12. Il résulte de ce qui a été dit précédemment que la décision du 13 janvier 2023 de la ministre du travail retirant sa décision implicite du 7 octobre 2022 et annulant la décision implicite de l'inspecteur du travail née le 22 mai 2022, n'est pas entachée d'illégalité. Dès lors, les conclusions de l'association requérante tendant à l'annulation de ces décisions du 7 octobre 2022 et du 22 mai 2022, qui ont disparu de l'ordonnancement juridique, sont devenues sans objet et il n'y a plus lieu d'y statuer.

Sur les conclusions aux fins d'injonction :

13. Le présent jugement, qui rejette les conclusions à fin d'annulation de la décision du ministre du travail du 13 janvier 2023 et constate par conséquent le non-lieu à statuer sur celles dirigées contre les décisions des 22 mai et 7 octobre 2022, n'implique aucune mesure d'exécution. Les conclusions aux fins d'injonction présentées par l'ADEPT ne peuvent dès lors qu'être rejetées.

Sur les frais d'instance :

14. Les dispositions de l'article L. 761-1 du code de justice administrative font obstacle à ce que soit mise à la charge de l'Etat et de Mme B, qui ne sont pas les parties perdantes, les sommes demandées par l'association départementale pour la promotion et l'accès aux droits des tsiganes et gens du voyage au titre des frais exposés et non compris dans les dépens.

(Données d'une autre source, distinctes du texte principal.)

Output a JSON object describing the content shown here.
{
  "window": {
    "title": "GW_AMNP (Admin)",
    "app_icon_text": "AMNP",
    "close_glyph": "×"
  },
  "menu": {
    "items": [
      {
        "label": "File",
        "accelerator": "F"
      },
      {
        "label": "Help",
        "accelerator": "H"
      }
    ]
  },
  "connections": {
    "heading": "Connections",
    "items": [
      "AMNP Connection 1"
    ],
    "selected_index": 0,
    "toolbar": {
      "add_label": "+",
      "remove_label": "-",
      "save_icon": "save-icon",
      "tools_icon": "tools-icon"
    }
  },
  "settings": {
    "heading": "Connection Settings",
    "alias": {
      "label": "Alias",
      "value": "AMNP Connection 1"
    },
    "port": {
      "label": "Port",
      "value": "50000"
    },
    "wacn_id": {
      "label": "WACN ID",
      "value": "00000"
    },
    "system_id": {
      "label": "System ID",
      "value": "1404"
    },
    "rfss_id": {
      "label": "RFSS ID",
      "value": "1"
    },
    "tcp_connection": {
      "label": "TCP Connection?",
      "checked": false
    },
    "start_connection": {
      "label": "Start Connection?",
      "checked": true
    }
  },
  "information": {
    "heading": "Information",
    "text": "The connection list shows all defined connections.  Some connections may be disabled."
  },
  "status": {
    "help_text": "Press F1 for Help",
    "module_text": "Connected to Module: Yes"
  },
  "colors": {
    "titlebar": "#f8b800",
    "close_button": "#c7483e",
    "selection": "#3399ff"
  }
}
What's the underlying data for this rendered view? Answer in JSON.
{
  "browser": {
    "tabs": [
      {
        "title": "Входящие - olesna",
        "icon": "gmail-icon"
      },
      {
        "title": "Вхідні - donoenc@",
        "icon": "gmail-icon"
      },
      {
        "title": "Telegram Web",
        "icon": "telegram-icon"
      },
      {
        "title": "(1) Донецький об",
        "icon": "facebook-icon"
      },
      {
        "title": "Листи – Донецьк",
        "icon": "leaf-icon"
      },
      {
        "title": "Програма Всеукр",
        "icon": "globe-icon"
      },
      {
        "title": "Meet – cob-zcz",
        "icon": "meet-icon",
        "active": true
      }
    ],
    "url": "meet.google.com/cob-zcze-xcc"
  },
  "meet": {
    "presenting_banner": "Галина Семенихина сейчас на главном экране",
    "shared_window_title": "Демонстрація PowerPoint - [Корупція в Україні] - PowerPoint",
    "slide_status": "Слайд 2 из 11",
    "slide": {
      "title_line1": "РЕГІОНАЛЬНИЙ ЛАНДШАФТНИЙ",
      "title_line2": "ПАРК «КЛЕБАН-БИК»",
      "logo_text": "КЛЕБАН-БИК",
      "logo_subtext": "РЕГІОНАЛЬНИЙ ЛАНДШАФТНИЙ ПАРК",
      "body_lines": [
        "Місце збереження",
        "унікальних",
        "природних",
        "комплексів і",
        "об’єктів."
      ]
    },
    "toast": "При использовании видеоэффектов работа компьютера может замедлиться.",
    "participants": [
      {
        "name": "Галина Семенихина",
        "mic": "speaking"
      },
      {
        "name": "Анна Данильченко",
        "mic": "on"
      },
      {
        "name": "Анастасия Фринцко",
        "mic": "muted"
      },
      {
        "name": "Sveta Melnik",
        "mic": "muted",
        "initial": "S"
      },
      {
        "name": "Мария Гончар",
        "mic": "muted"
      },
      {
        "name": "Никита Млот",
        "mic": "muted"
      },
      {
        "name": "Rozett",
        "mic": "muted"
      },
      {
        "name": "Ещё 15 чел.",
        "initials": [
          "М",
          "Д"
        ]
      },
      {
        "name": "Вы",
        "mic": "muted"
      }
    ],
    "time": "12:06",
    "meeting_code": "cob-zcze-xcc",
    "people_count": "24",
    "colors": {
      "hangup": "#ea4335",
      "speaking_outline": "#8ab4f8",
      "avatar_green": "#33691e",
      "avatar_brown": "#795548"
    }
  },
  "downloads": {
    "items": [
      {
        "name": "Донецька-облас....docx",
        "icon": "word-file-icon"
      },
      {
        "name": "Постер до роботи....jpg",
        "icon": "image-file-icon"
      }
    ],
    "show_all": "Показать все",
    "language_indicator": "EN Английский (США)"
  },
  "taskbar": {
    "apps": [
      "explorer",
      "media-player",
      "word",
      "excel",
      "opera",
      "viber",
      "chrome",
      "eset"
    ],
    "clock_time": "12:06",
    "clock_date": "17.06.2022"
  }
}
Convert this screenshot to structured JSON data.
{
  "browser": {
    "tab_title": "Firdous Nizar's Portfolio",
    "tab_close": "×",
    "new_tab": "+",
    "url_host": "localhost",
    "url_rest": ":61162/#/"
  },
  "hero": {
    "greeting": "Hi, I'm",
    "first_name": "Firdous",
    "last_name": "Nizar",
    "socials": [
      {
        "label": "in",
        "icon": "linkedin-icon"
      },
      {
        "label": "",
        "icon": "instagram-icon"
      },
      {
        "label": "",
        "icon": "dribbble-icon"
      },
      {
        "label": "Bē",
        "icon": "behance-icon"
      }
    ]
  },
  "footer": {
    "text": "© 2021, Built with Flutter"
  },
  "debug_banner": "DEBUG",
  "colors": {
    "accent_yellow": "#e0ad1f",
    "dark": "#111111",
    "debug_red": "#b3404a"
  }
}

15. Il y a lieu en revanche, dans les circonstances de l'espèce, de mettre à la charge de l'ADEPT, partie perdante, la somme de 1 500 euros à verser à Mme B au titre des dispositions de l'article L. 761-1 du code de justice administrative.

DÉCIDE :

Article 1er : Il n'y a pas lieu de statuer sur les conclusions de l'association départementale pour la promotion et l'accès aux droits des tsiganes et gens du voyage tendant à l'annulation des décisions des 22 mai 2022 et 7 octobre 2022.

Article 2 : Le surplus des conclusions de l'association départementale pour la promotion et l'accès aux droits des tsiganes et gens du voyage est rejeté.

Article 3 : L'association départementale pour la promotion et l'accès aux droits des tsiganes et gens du voyage versera une somme de 1 500 euros à Mme B au titre de l'article L. 761-1 du code de justice administrative.

Article 4 : Le présent jugement sera notifié à l'association départementale pour la promotion et l'accès aux droits des tsiganes et gens du voyage, à la ministre du travail et de l'emploi et à Mme B.

Une copie sera adressée pour information au directeur régional et interdépartemental de l'économie, de l'emploi, du travail et des solidarités d'Ile-de-France.

Délibéré après l'audience du 18 septembre 2024, à laquelle siégeaient :

M. Baffray, président,

Mme Lançon, première conseillère,

Mme Gaullier-Chatagner, conseillère.

Rendu public par mise à disposition au greffe du tribunal le 2 octobre 2024.

La rapporteure,

N. Gaullier-ChatagnerLe président,

J.-F. Baffray

La greffière,

A. Macaronus

La République mande et ordonne à la ministre du travail et de l'emploi en ce qui la concerne ou à tous commissaires de justice à ce requis en ce qui concerne les voies de droit commun contre les parties privées, de pourvoir à l'exécution de la présente décision.